Barack Obama is speaking candidly about the weight and meaning of his place in history, saying he hopes people understand his presidency not as an endpoint but as one chapter in a longer American story.

The reflection by Obama was shared in an exclusive interview with People magazine published this week, coinciding with the opening of his presidential center on Chicago’s South Side. TheGrio covered the emotional dedication ceremony on June 18, where Obama delivered a call to action as thousands gathered in Jackson Park. TheGrio also reported on Obama and Michelle surprising students at the center’s new public library branch on Juneteenth, reading “Where the Wild Things Are” to a group of South Side kindergartners. According to People, Obama was candid about how he wants his legacy framed and what he hopes visitors take away from the $850 million campus.

During the interview, Tupac’s posthumous song “Changes” was mentioned, because there’s a line in the song where Tupac says, “Althought it seems heavensent, we ain’t ready, to see a Black president. When asked about that line and his thoughts on the line and hot it resonated with him, Obama shared:

“Obviously there’s a symbolism to the day I got elected. I had always said to Michelle and friends that I hoped if I did get elected, that that would change how kids thought about themselves. I hoped suddenly girls started feeling like, ‘Okay, whatever limits people seem to have set, whatever the precedents are, I think I can do something.’ I wanted Asian American kids or Hispanic American kids to feel that same way, that we didn’t have barriers.

I think that we did accomplish that. It was never realistic to think that because of one election, one president, somehow 400 years of history suddenly goes away. But I think there are kids who, growing up under my presidency, said, ‘Yeah, of course you can have a Black president. Why not?’ And I’m confident that when we get a female president, which we will get sometime soon in my lifetime, it’ll become normalized, and that’s what we want.”

In a separate interview with Stephen Colbert taped at the library ahead of its opening, Obama articulated a similar sentiment. “I assume in my eulogy, somewhere it’ll be mentioned, ‘He was the first African American president,’” Obama said. “But what I want people to understand is that there was this extraordinary journey this country took to get to that point, and I was an episode in that.”

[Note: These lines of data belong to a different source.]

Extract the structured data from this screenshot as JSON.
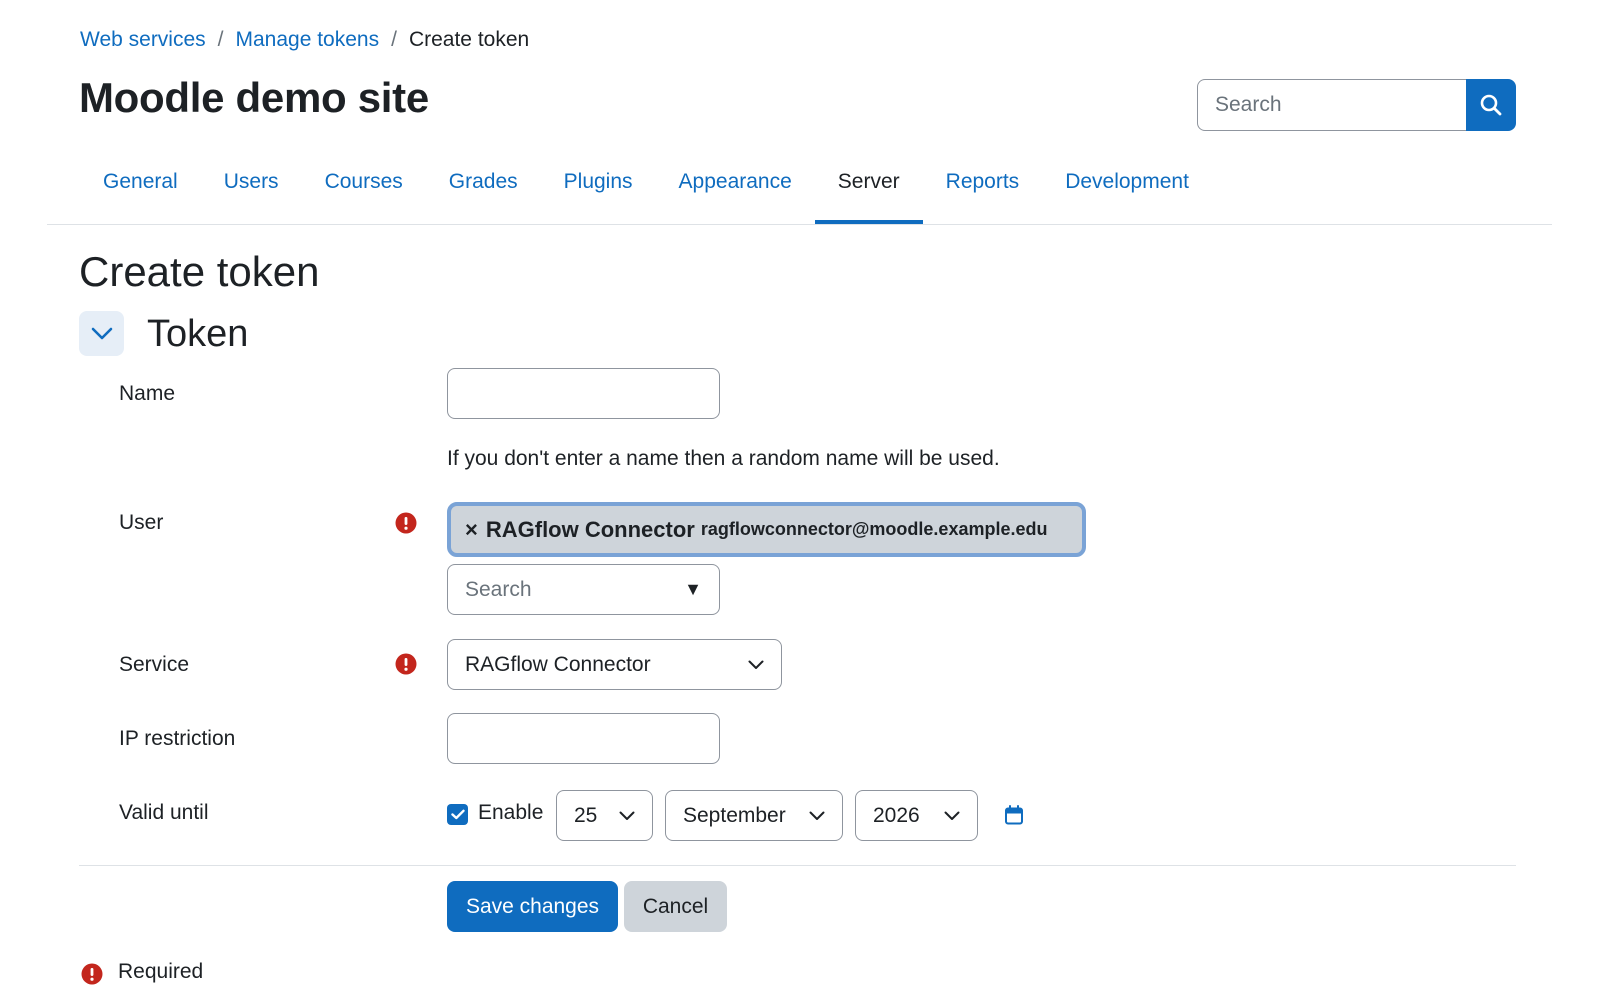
{
  "breadcrumb": {
    "items": [
      {
        "label": "Web services"
      },
      {
        "label": "Manage tokens"
      },
      {
        "label": "Create token"
      }
    ],
    "separator": "/"
  },
  "header": {
    "site_title": "Moodle demo site",
    "search_placeholder": "Search",
    "search_icon": "search-icon"
  },
  "nav_tabs": [
    {
      "label": "General",
      "active": false
    },
    {
      "label": "Users",
      "active": false
    },
    {
      "label": "Courses",
      "active": false
    },
    {
      "label": "Grades",
      "active": false
    },
    {
      "label": "Plugins",
      "active": false
    },
    {
      "label": "Appearance",
      "active": false
    },
    {
      "label": "Server",
      "active": true
    },
    {
      "label": "Reports",
      "active": false
    },
    {
      "label": "Development",
      "active": false
    }
  ],
  "page": {
    "heading": "Create token",
    "section_title": "Token"
  },
  "form": {
    "name": {
      "label": "Name",
      "value": "",
      "help": "If you don't enter a name then a random name will be used."
    },
    "user": {
      "label": "User",
      "required": true,
      "selected_chip": {
        "remove": "×",
        "name": "RAGflow Connector",
        "email": "ragflowconnector@moodle.example.edu"
      },
      "search_placeholder": "Search",
      "dropdown_arrow": "▼"
    },
    "service": {
      "label": "Service",
      "required": true,
      "value": "RAGflow Connector"
    },
    "ip_restriction": {
      "label": "IP restriction",
      "value": ""
    },
    "valid_until": {
      "label": "Valid until",
      "enable_label": "Enable",
      "enabled": true,
      "day": "25",
      "month": "September",
      "year": "2026",
      "calendar_icon": "calendar-icon"
    }
  },
  "actions": {
    "save_label": "Save changes",
    "cancel_label": "Cancel"
  },
  "footer": {
    "required_label": "Required"
  },
  "colors": {
    "primary": "#0f6cbf",
    "required": "#c3261d",
    "chip_bg": "#ced4da",
    "chip_border": "#7aa3d6"
  }
}
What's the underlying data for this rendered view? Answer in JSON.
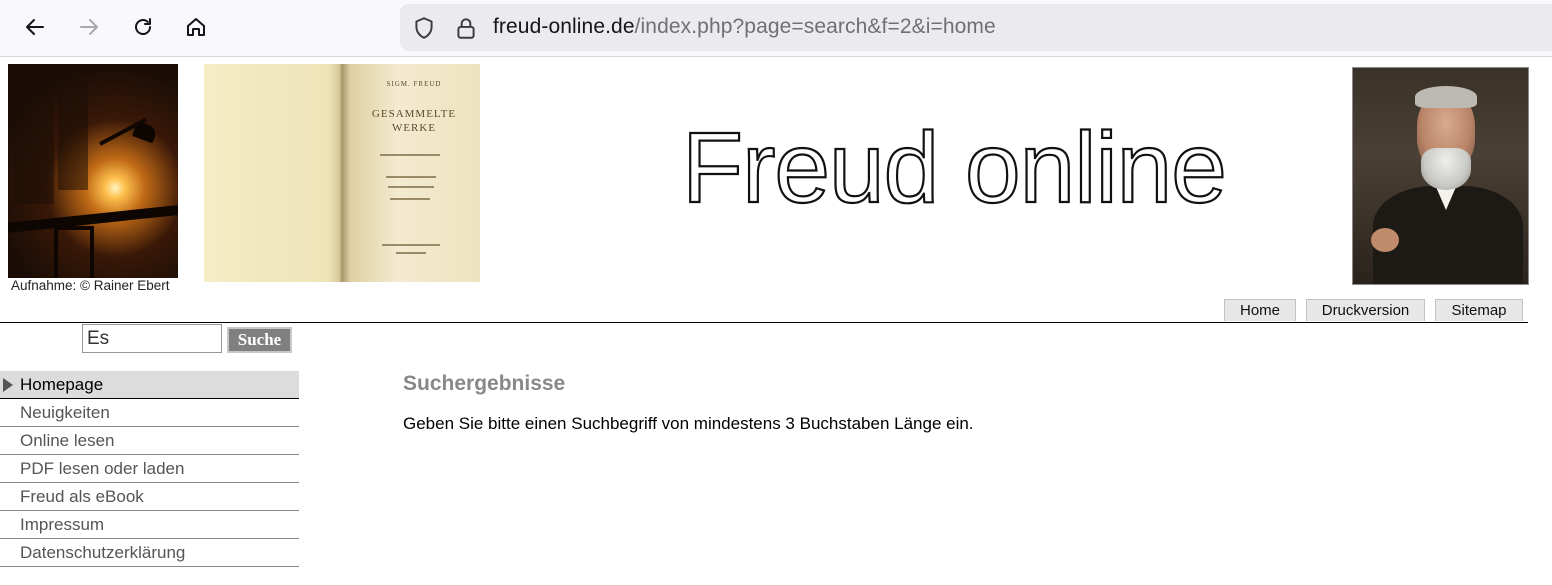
{
  "browser": {
    "url_domain": "freud-online.de",
    "url_path": "/index.php?page=search&f=2&i=home",
    "icons": [
      "back-arrow-icon",
      "forward-arrow-icon",
      "reload-icon",
      "home-icon",
      "shield-icon",
      "lock-icon"
    ]
  },
  "header": {
    "logo_text": "Freud online",
    "photo_caption": "Aufnahme: © Rainer Ebert",
    "book_text": {
      "author": "SIGM. FREUD",
      "title_line1": "GESAMMELTE",
      "title_line2": "WERKE"
    }
  },
  "topnav": {
    "home": "Home",
    "print": "Druckversion",
    "sitemap": "Sitemap"
  },
  "search": {
    "value": "Es",
    "button_label": "Suche"
  },
  "sidebar": {
    "items": [
      {
        "label": "Homepage",
        "active": true
      },
      {
        "label": "Neuigkeiten"
      },
      {
        "label": "Online lesen"
      },
      {
        "label": "PDF lesen oder laden"
      },
      {
        "label": "Freud als eBook"
      },
      {
        "label": "Impressum"
      },
      {
        "label": "Datenschutzerklärung"
      }
    ]
  },
  "main": {
    "title": "Suchergebnisse",
    "message": "Geben Sie bitte einen Suchbegriff von mindestens 3 Buchstaben Länge ein."
  },
  "colors": {
    "accent_gray": "#888888",
    "nav_button_bg": "#e7e7e7",
    "active_item_bg": "#dcdcdc",
    "search_button_bg": "#808080"
  }
}
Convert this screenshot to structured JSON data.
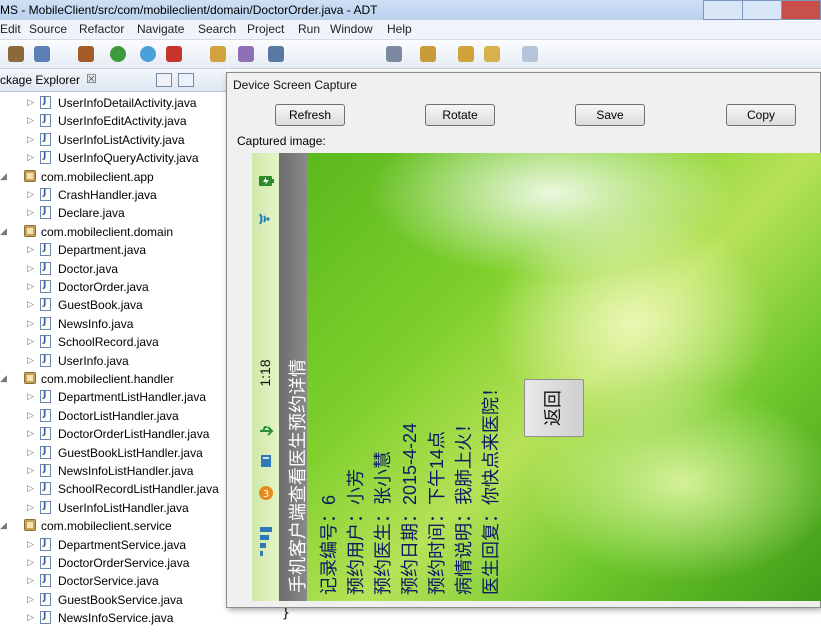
{
  "window": {
    "title": "MS - MobileClient/src/com/mobileclient/domain/DoctorOrder.java - ADT"
  },
  "menu": [
    "Edit",
    "Source",
    "Refactor",
    "Navigate",
    "Search",
    "Project",
    "Run",
    "Window",
    "Help"
  ],
  "explorer": {
    "title": "ckage Explorer",
    "close": "☒",
    "rows": [
      {
        "type": "file",
        "label": "UserInfoDetailActivity.java"
      },
      {
        "type": "file",
        "label": "UserInfoEditActivity.java"
      },
      {
        "type": "file",
        "label": "UserInfoListActivity.java"
      },
      {
        "type": "file",
        "label": "UserInfoQueryActivity.java"
      },
      {
        "type": "pkg",
        "label": "com.mobileclient.app"
      },
      {
        "type": "file",
        "label": "CrashHandler.java"
      },
      {
        "type": "file",
        "label": "Declare.java"
      },
      {
        "type": "pkg",
        "label": "com.mobileclient.domain"
      },
      {
        "type": "file",
        "label": "Department.java"
      },
      {
        "type": "file",
        "label": "Doctor.java"
      },
      {
        "type": "file",
        "label": "DoctorOrder.java"
      },
      {
        "type": "file",
        "label": "GuestBook.java"
      },
      {
        "type": "file",
        "label": "NewsInfo.java"
      },
      {
        "type": "file",
        "label": "SchoolRecord.java"
      },
      {
        "type": "file",
        "label": "UserInfo.java"
      },
      {
        "type": "pkg",
        "label": "com.mobileclient.handler"
      },
      {
        "type": "file",
        "label": "DepartmentListHandler.java"
      },
      {
        "type": "file",
        "label": "DoctorListHandler.java"
      },
      {
        "type": "file",
        "label": "DoctorOrderListHandler.java"
      },
      {
        "type": "file",
        "label": "GuestBookListHandler.java"
      },
      {
        "type": "file",
        "label": "NewsInfoListHandler.java"
      },
      {
        "type": "file",
        "label": "SchoolRecordListHandler.java"
      },
      {
        "type": "file",
        "label": "UserInfoListHandler.java"
      },
      {
        "type": "pkg",
        "label": "com.mobileclient.service"
      },
      {
        "type": "file",
        "label": "DepartmentService.java"
      },
      {
        "type": "file",
        "label": "DoctorOrderService.java"
      },
      {
        "type": "file",
        "label": "DoctorService.java"
      },
      {
        "type": "file",
        "label": "GuestBookService.java"
      },
      {
        "type": "file",
        "label": "NewsInfoService.java"
      }
    ]
  },
  "editor": {
    "visible_code": "}"
  },
  "dialog": {
    "title": "Device Screen Capture",
    "refresh": "Refresh",
    "rotate": "Rotate",
    "save": "Save",
    "copy": "Copy",
    "captured_label": "Captured image:"
  },
  "phone": {
    "time": "1:18",
    "header": "手机客户端查看医生预约详情",
    "lines": [
      "记录编号：6",
      "预约用户：小芳",
      "预约医生：张小慧",
      "预约日期：2015-4-24",
      "预约时间：下午14点",
      "病情说明：我肺上火！",
      "医生回复：你快点来医院！"
    ],
    "back_button": "返回",
    "notification_count": "3"
  },
  "colors": {
    "phone_text": "#0b1a66",
    "header_bg": "#7a7a7a",
    "phone_bg": "#6cc72a"
  }
}
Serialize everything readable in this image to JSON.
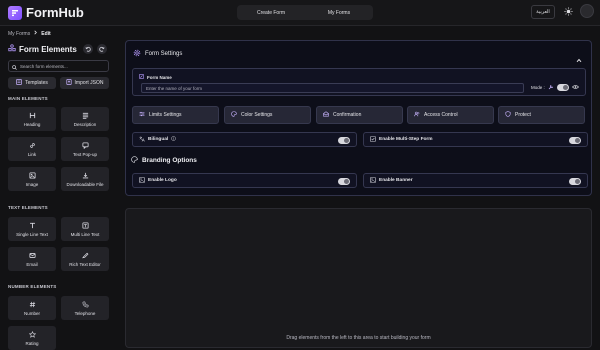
{
  "app": {
    "title": "FormHub"
  },
  "nav": {
    "create_form": "Create Form",
    "my_forms": "My Forms"
  },
  "header": {
    "language": "العربية"
  },
  "breadcrumb": {
    "parent": "My Forms",
    "current": "Edit"
  },
  "sidebar": {
    "title": "Form Elements",
    "search_placeholder": "Search form elements...",
    "templates_label": "Templates",
    "import_label": "Import JSON",
    "sections": {
      "main": "MAIN ELEMENTS",
      "text": "TEXT ELEMENTS",
      "number": "NUMBER ELEMENTS"
    },
    "main_items": [
      "Heading",
      "Description",
      "Link",
      "Text Pop-up",
      "Image",
      "Downloadable File"
    ],
    "text_items": [
      "Single Line Text",
      "Multi Line Text",
      "Email",
      "Rich Text Editor"
    ],
    "number_items": [
      "Number",
      "Telephone",
      "Rating"
    ]
  },
  "settings": {
    "title": "Form Settings",
    "form_name_label": "Form Name",
    "form_name_placeholder": "Enter the name of your form",
    "mode_label": "Mode :",
    "buttons": [
      "Limits Settings",
      "Color Settings",
      "Confirmation",
      "Access Control",
      "Protect"
    ],
    "bilingual_label": "Bilingual",
    "multistep_label": "Enable Multi-Step Form",
    "branding_title": "Branding Options",
    "logo_label": "Enable Logo",
    "banner_label": "Enable Banner"
  },
  "canvas": {
    "hint": "Drag elements from the left to this area to start building your form"
  },
  "colors": {
    "accent": "#a98bff",
    "panel_bg": "#0d0e19",
    "page_bg": "#121214"
  }
}
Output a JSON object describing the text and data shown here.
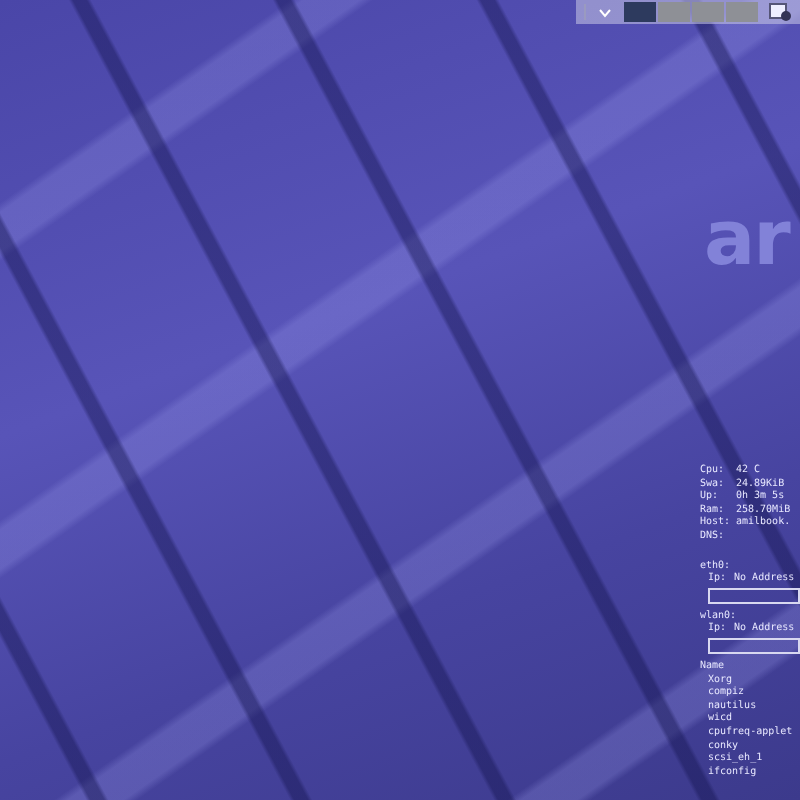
{
  "panel": {
    "workspaces": [
      {
        "selected": true
      },
      {
        "selected": false
      },
      {
        "selected": false
      },
      {
        "selected": false
      }
    ]
  },
  "logo": {
    "text": "ar"
  },
  "conky": {
    "system": [
      {
        "label": "Cpu:",
        "value": "42 C"
      },
      {
        "label": "Swa:",
        "value": "24.89KiB"
      },
      {
        "label": "Up:",
        "value": "0h 3m 5s"
      },
      {
        "label": "Ram:",
        "value": "258.70MiB"
      },
      {
        "label": "Host:",
        "value": "amilbook."
      },
      {
        "label": "DNS:"
      }
    ],
    "interfaces": [
      {
        "name": "eth0:",
        "ip_label": "Ip:",
        "ip_value": "No Address"
      },
      {
        "name": "wlan0:",
        "ip_label": "Ip:",
        "ip_value": "No Address"
      }
    ],
    "processes_header": "Name",
    "processes": [
      "Xorg",
      "compiz",
      "nautilus",
      "wicd",
      "cpufreq-applet",
      "conky",
      "scsi_eh_1",
      "ifconfig"
    ]
  }
}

The comments reflect a theme that runs throughout the presidential center’s museum design, which includes an exhibit called “The Unfinished Work” that openly documents the ways the Obama administration came up short on its goals, an unusual choice for a presidential library. “America is a work in progress,” reads the first text visitors encounter upon entering. The campus also features a public library branch with 3,000 books personally selected by the Obamas, outdoor recreational areas, and a recreation of the Oval Office.

Obama has increasingly framed his legacy in the context of the broader democratic project rather than personal achievement. At the center’s dedication ceremony, he urged the public to keep faith in democracy even as civil rights protections, voting rights, and healthcare access face rollbacks under the current administration. “When we lose faith in each other, when we stop believing that voting matters, that citizenship matters, that our collective voices matter,” he said, “that how we treat each other no longer matters.”